In War of the Arrows, Nam-Yi has grown up wedded to the bow. Despite his family being purged during the overthrow of the last king, despite his acceptance that his life will never be allowed to amount to much, he still takes on the last commandment of his father, shoulders his legacy, and becomes a skilled archer in order to protect his younger sister. But aside from his skill, he's pretty much grown up as a delinquent, and isn't too pleased when his sister decides to get married. All of these petty concerns are thrown aside when the Manchurians invade, slaughter his adoptive family, and kidnap his sister. Then it becomes all about finding and rescuing her. The thing is that the Manchurians are reputedly the best archers in the world. So instead of two snipers facing off against each other, it turns out to be Nam-Yi versus a whole army of snipers. To make matters worse, before he even learns of his sister's fate, he bumps into the invading Manchurian prince and his elite guard. So now, not only is he chasing after his kidnapped sister, he's pursued by the best archers in the Manchurian army. It's the ultimate chase movie.
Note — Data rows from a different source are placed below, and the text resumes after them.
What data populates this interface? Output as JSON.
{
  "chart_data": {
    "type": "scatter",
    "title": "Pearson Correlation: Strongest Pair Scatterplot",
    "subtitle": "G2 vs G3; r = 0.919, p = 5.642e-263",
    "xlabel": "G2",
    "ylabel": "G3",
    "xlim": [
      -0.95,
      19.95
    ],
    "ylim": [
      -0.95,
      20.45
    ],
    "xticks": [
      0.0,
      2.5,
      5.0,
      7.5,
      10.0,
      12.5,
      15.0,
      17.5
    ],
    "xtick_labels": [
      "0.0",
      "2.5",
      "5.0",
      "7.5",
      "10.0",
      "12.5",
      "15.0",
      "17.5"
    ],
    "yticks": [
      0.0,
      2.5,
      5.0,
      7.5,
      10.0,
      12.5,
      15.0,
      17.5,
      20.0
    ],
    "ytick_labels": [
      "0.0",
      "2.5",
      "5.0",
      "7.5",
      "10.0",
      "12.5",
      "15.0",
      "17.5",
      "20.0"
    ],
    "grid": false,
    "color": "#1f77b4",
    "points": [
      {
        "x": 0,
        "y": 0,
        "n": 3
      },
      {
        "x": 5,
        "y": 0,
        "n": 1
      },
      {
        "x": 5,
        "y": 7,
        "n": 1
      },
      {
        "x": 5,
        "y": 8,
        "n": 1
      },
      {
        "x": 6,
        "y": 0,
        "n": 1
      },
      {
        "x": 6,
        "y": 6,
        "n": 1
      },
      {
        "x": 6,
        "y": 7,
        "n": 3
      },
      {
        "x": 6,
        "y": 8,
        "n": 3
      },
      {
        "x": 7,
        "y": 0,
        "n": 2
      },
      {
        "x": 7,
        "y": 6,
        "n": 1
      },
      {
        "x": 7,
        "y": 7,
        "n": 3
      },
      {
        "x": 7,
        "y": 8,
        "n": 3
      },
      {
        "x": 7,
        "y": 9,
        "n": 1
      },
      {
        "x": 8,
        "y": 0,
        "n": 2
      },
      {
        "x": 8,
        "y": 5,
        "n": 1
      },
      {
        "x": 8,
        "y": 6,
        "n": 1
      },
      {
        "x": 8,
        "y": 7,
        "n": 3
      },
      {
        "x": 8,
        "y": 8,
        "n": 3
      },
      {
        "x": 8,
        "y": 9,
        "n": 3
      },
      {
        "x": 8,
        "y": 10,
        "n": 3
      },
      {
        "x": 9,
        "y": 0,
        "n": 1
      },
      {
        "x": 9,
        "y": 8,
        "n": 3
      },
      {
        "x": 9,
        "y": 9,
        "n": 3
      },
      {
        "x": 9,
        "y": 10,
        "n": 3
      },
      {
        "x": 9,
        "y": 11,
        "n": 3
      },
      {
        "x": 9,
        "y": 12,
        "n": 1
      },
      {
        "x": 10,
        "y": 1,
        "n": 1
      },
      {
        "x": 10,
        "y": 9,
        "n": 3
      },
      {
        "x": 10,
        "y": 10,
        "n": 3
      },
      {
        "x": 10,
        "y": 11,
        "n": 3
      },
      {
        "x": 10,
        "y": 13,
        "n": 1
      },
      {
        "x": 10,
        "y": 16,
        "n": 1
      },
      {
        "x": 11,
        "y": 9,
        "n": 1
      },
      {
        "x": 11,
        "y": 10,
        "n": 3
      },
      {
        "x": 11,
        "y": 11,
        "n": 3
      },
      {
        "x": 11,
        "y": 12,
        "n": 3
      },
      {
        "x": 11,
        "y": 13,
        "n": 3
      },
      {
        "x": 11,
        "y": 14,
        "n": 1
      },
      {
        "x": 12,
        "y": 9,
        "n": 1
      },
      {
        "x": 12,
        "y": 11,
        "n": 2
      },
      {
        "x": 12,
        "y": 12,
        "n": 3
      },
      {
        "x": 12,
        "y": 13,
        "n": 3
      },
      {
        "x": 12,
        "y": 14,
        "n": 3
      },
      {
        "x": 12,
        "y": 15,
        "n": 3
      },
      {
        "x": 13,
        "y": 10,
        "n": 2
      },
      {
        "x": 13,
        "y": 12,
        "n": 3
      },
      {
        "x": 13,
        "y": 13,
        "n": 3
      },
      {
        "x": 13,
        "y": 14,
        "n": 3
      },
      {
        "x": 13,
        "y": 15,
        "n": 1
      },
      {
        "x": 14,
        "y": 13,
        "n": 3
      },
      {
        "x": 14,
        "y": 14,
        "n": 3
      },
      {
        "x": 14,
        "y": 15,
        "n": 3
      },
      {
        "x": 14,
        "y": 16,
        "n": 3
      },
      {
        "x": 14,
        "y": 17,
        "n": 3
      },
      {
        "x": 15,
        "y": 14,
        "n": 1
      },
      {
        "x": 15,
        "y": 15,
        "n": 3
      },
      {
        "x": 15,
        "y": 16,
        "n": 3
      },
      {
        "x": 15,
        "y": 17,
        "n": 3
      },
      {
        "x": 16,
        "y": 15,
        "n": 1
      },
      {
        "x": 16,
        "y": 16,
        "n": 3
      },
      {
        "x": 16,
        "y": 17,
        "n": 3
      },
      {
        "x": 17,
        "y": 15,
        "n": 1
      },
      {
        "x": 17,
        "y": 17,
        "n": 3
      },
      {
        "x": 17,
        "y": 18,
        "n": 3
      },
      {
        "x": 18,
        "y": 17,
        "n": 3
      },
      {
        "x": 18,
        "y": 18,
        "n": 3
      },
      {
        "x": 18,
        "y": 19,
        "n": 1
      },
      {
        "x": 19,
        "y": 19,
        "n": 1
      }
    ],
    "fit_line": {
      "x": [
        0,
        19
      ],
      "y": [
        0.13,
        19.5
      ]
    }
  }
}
War of the Arrows is brilliant stuff. I was hooked from beginning to end. It's got it all, drama, comedy, plenty of action. It has scenery chewing villains, charismatic heroes, its combat action sequences are stunningly well choreographed, and I was glued to the screen. Hollywood can only dream of making action cinema this engrossing. I can't recommend War of the Arrows enough.
I've just thought of another decent movie about archery. It's also a Korean movie called The Bow, although it's more of an art house piece, as far from an action movie as you can get.